Daisy is a girl coming of age in L.A. in the late sixties, sneaking into clubs on the Sunset Strip, sleeping with rock stars, and dreaming of singing at the Whisky a Go Go. The sex and drugs are thrilling, but it’s the rock ‘n’ roll she loves most. By the time she’s twenty, her voice is getting noticed, and she has the kind of heedless beauty that makes people do crazy things.

Also getting noticed is The Six, a band led by the brooding Billy Dunne. On the eve of their first tour, his girlfriend Camila finds out she’s pregnant, and with the pressure of impending fatherhood and fame, Billy goes a little wild on the road.

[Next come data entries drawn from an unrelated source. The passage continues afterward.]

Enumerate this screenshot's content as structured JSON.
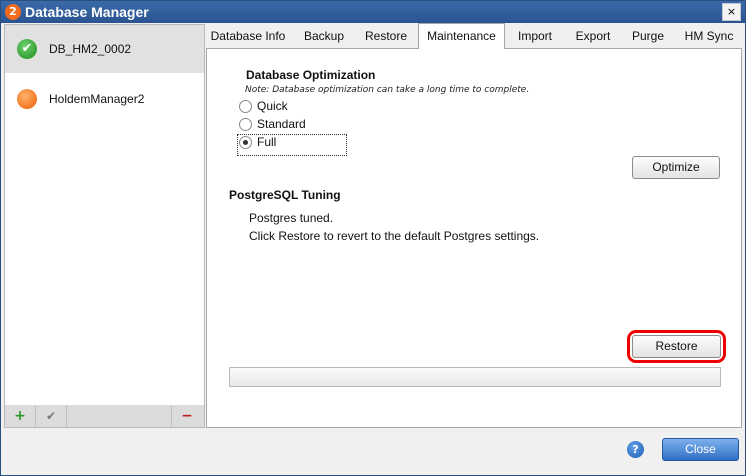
{
  "window": {
    "title": "Database Manager",
    "app_icon": "2",
    "close_glyph": "×"
  },
  "sidebar": {
    "items": [
      {
        "label": "DB_HM2_0002",
        "icon": "green-check-icon",
        "glyph": "✔",
        "selected": true
      },
      {
        "label": "HoldemManager2",
        "icon": "orange-dot-icon",
        "selected": false
      }
    ],
    "toolbar": {
      "add": "+",
      "check": "✔",
      "remove": "−"
    }
  },
  "tabs": [
    {
      "label": "Database Info"
    },
    {
      "label": "Backup"
    },
    {
      "label": "Restore"
    },
    {
      "label": "Maintenance",
      "active": true
    },
    {
      "label": "Import"
    },
    {
      "label": "Export"
    },
    {
      "label": "Purge"
    },
    {
      "label": "HM Sync"
    }
  ],
  "maintenance": {
    "optimization": {
      "title": "Database Optimization",
      "note": "Note: Database optimization can take a long time to complete.",
      "options": [
        "Quick",
        "Standard",
        "Full"
      ],
      "selected": "Full",
      "optimize_label": "Optimize"
    },
    "tuning": {
      "title": "PostgreSQL Tuning",
      "status": "Postgres tuned.",
      "hint": "Click Restore to revert to the default Postgres settings.",
      "restore_label": "Restore"
    }
  },
  "footer": {
    "help_glyph": "?",
    "close_label": "Close"
  },
  "colors": {
    "title_bar": "#2a5391",
    "highlight_ring": "#e00000",
    "primary_button": "#2f6fc5"
  }
}
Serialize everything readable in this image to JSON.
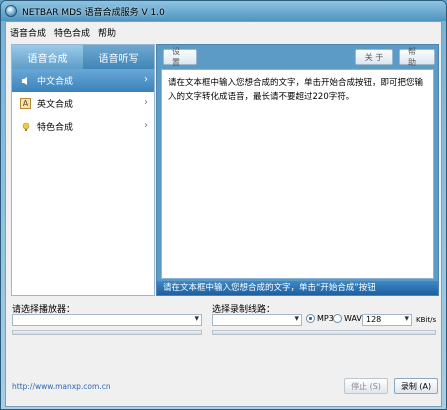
{
  "window": {
    "title": "NETBAR MDS 语音合成服务 V 1.0"
  },
  "menu": [
    "语音合成",
    "特色合成",
    "帮助"
  ],
  "sidebar": {
    "tabs": [
      {
        "label": "语音合成"
      },
      {
        "label": "语音听写"
      }
    ],
    "items": [
      {
        "label": "中文合成",
        "icon": "speaker-icon"
      },
      {
        "label": "英文合成",
        "icon": "letter-a-icon"
      },
      {
        "label": "特色合成",
        "icon": "bulb-icon"
      }
    ]
  },
  "toolbar": {
    "settings_label": "设 置",
    "about_label": "关 于",
    "help_label": "帮 助"
  },
  "editor": {
    "text": "请在文本框中输入您想合成的文字，单击开始合成按钮，即可把您输入的文字转化成语音，最长请不要超过220字符。"
  },
  "hint": {
    "text": "请在文本框中输入您想合成的文字，单击“开始合成”按钮"
  },
  "bottom": {
    "player_label": "请选择播放器：",
    "record_line_label": "选择录制线路：",
    "format_options": [
      "MP3",
      "WAV"
    ],
    "selected_format": "MP3",
    "bitrate_value": "128",
    "bitrate_unit": "KBit/s",
    "url": "http://www.manxp.com.cn",
    "stop_label": "停止 (S)",
    "record_label": "录制 (A)"
  }
}
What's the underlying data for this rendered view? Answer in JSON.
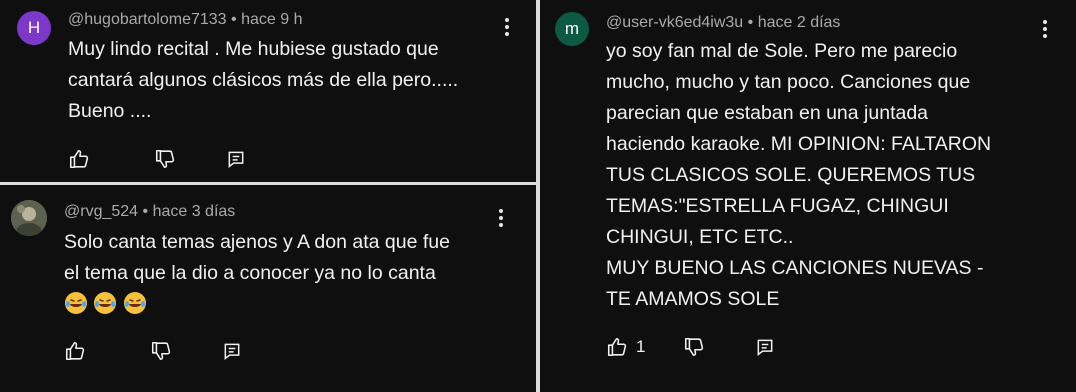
{
  "comments": [
    {
      "avatar_letter": "H",
      "avatar_color": "#7b38c9",
      "handle": "@hugobartolome7133",
      "time": "• hace 9 h",
      "text": "Muy lindo recital . Me hubiese gustado que\ncantará algunos clásicos más de ella pero.....\nBueno ....",
      "likes": ""
    },
    {
      "avatar_letter": "",
      "avatar_color": "#6b6f5a",
      "handle": "@rvg_524",
      "time": "• hace 3 días",
      "text": "Solo canta temas ajenos y A don ata que fue\nel tema que la dio a conocer ya no lo canta",
      "emojis": [
        "😂",
        "😂",
        "😂"
      ],
      "likes": ""
    },
    {
      "avatar_letter": "m",
      "avatar_color": "#0d5a43",
      "handle": "@user-vk6ed4iw3u",
      "time": "• hace 2 días",
      "text": "yo soy fan mal de Sole. Pero me parecio\nmucho, mucho y tan poco. Canciones que\nparecian que estaban en una juntada\nhaciendo karaoke. MI OPINION: FALTARON\nTUS CLASICOS SOLE. QUEREMOS TUS\nTEMAS:\"ESTRELLA FUGAZ, CHINGUI\nCHINGUI, ETC ETC..\nMUY BUENO LAS CANCIONES NUEVAS -\nTE AMAMOS SOLE",
      "likes": "1"
    }
  ],
  "icons": {
    "like": "thumbs-up-icon",
    "dislike": "thumbs-down-icon",
    "reply": "reply-icon",
    "more": "more-vertical-icon"
  }
}
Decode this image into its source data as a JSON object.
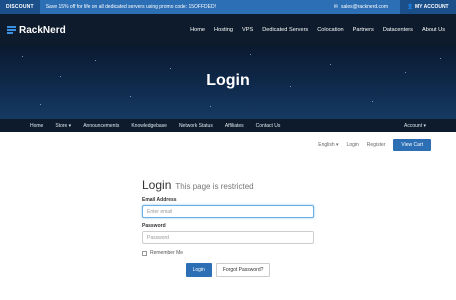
{
  "promo": {
    "tag": "DISCOUNT",
    "message": "Save 15% off for life on all dedicated servers using promo code: 15OFFDED!",
    "email": "sales@racknerd.com",
    "account": "MY ACCOUNT"
  },
  "header": {
    "brand": "RackNerd",
    "nav": [
      "Home",
      "Hosting",
      "VPS",
      "Dedicated Servers",
      "Colocation",
      "Partners",
      "Datacenters",
      "About Us"
    ]
  },
  "hero": {
    "title": "Login"
  },
  "subnav": {
    "items": [
      "Home",
      "Store ▾",
      "Announcements",
      "Knowledgebase",
      "Network Status",
      "Affiliates",
      "Contact Us"
    ],
    "account": "Account ▾"
  },
  "util": {
    "language": "English ▾",
    "login": "Login",
    "register": "Register",
    "cart": "View Cart"
  },
  "login": {
    "title": "Login",
    "subtitle": "This page is restricted",
    "email_label": "Email Address",
    "email_placeholder": "Enter email",
    "password_label": "Password",
    "password_placeholder": "Password",
    "remember": "Remember Me",
    "login_button": "Login",
    "forgot_button": "Forgot Password?"
  },
  "colors": {
    "accent": "#2c6fb5",
    "dark": "#0d1b2c"
  }
}
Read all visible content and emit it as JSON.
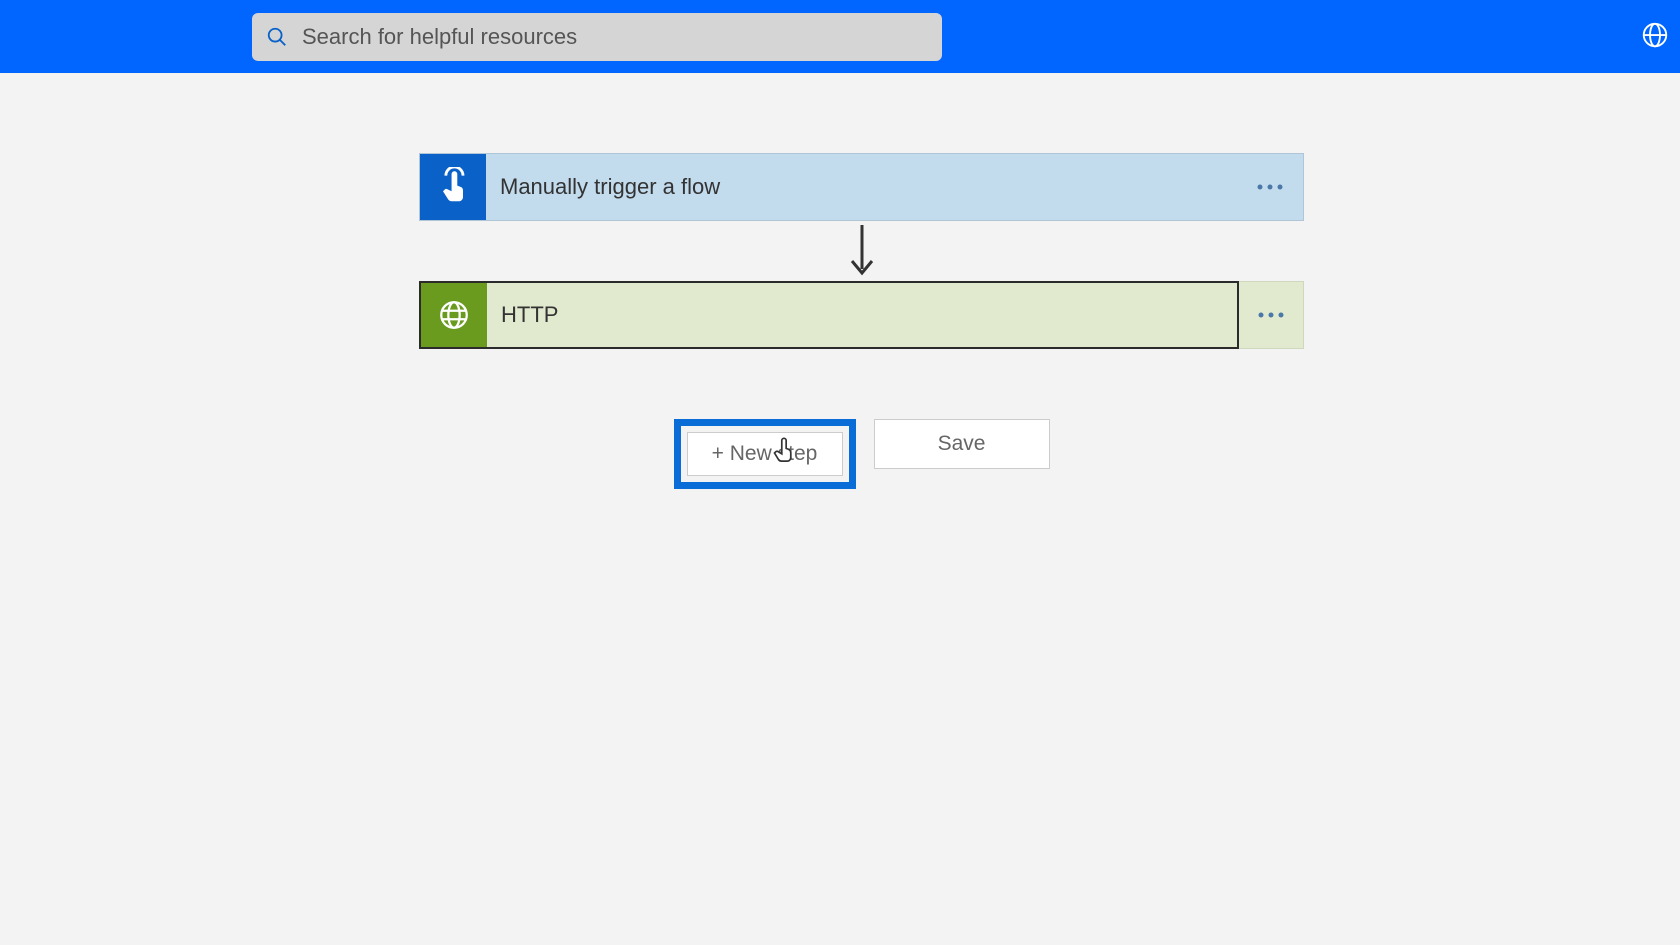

Daisy and Billy cross paths when a producer realizes that the key to supercharged success is to put the two together. What happens next will become the stuff of legend.

Goodreads

Yep, this one is still on my TBR. Maybe the Summer of 2020 will be the right time for it.

10

White Fragility: Why It’s So Hard for White People to Talk About Racism by Robin DiAngelo

Synopsis: The New York Times best-selling book exploring the counterproductive reactions white people have when their assumptions about race are challenged, and how these reactions maintain racial inequality.

Referring to the defensive moves that white people make when challenged racially, white fragility is characterized by emotions such as anger, fear, and guilt and by behaviors including argumentation and silence. These behaviors, in turn, function to reinstate white racial equilibrium and prevent any meaningful cross-racial dialogue. In this in-depth exploration, anti-racist educator Robin DiAngelo examines how white fragility develops, how it protects racial inequality, and what can be done to engage more constructively.

Goodreads

I’m waiting on my copy of White Fragility to arrive. One of my goals this summer is to continue to listen and learn as I strive to become anti-racist. I want to further the cause, not unknowingly be a stumbling block. <3

Have you read any of these? Did you add any to your TBR? Let me know in the comments!

Happy Wandering!

38 thoughts on “Top Ten Tuesday: Books on My Summer 2020 TBR”

  1. Yay, I’m so glad that you’re going to be reading Juniper Jones! I’m really looking forward to hearing your thoughts and I hope that you “enjoy” it as much as I did ? I also really hope you enjoy Daisy Jones–defo recommend the audiobook for it 😉 I also hope to read White Fragility and if not this summer then definitely this year. Fab list, Dedra! Happy reading ?

    1. I almost forgot, too! 😉 Now I’m trying to figure out how I’ll have the time to read all my arcs AND reread the Twilight series. Ha!

      Oh yay! I hope we both enjoy Bronte’s Mistress. <3

    1. Oh yay!! I hope we both enjoy it. It seems to be getting great reviews. It’s been awhile since I’ve read fantasy, and I could use the escape. 🙂

  2. I have Queen Move sitting on my Kindle waiting to be picked up. I’m excited to get to it. Midnight Sun also made my list today. You’re in for some fun with Daisy Jones and the Six. It’s one of my most favorite books ever. I highly recommend it on audio.

  3. Such a great list!! I want to read so many of these- Girl, Serpent & Thorn, Midnight Sun, & White Fragility! I actually have that one on hold! I really hope that you get to all of these and like them. It’s so hard to set TBR’s because I’m such a mood reader. Plus, everyone’s spring TBR was during a REALLY weird and crazy time!! <3<3

    1. Yes, even if I don’t stick to TBRs I still have a lot of fun making them. Ha! And it is harder to plan right now when things could change so quickly. 🙂

  4. Great list! I hope you’ll get to all or at least most of these 🙂
    Girl, Serpent, Thorn is on my TBR as it sounds so good. I read and loved Daisy Jones and the Six, so hope you’ll enjoy it too!

  5. Great TBR list!
    I’ve seen Girl, Serpent, Thorn popping up everywhere! I think I’m just going to cave and add it to my TBR now! ?
    I’ve heard so many good things about Daisy Jones and the Six, especially about the audio book!
    I hope you enjoy all of these when you read them!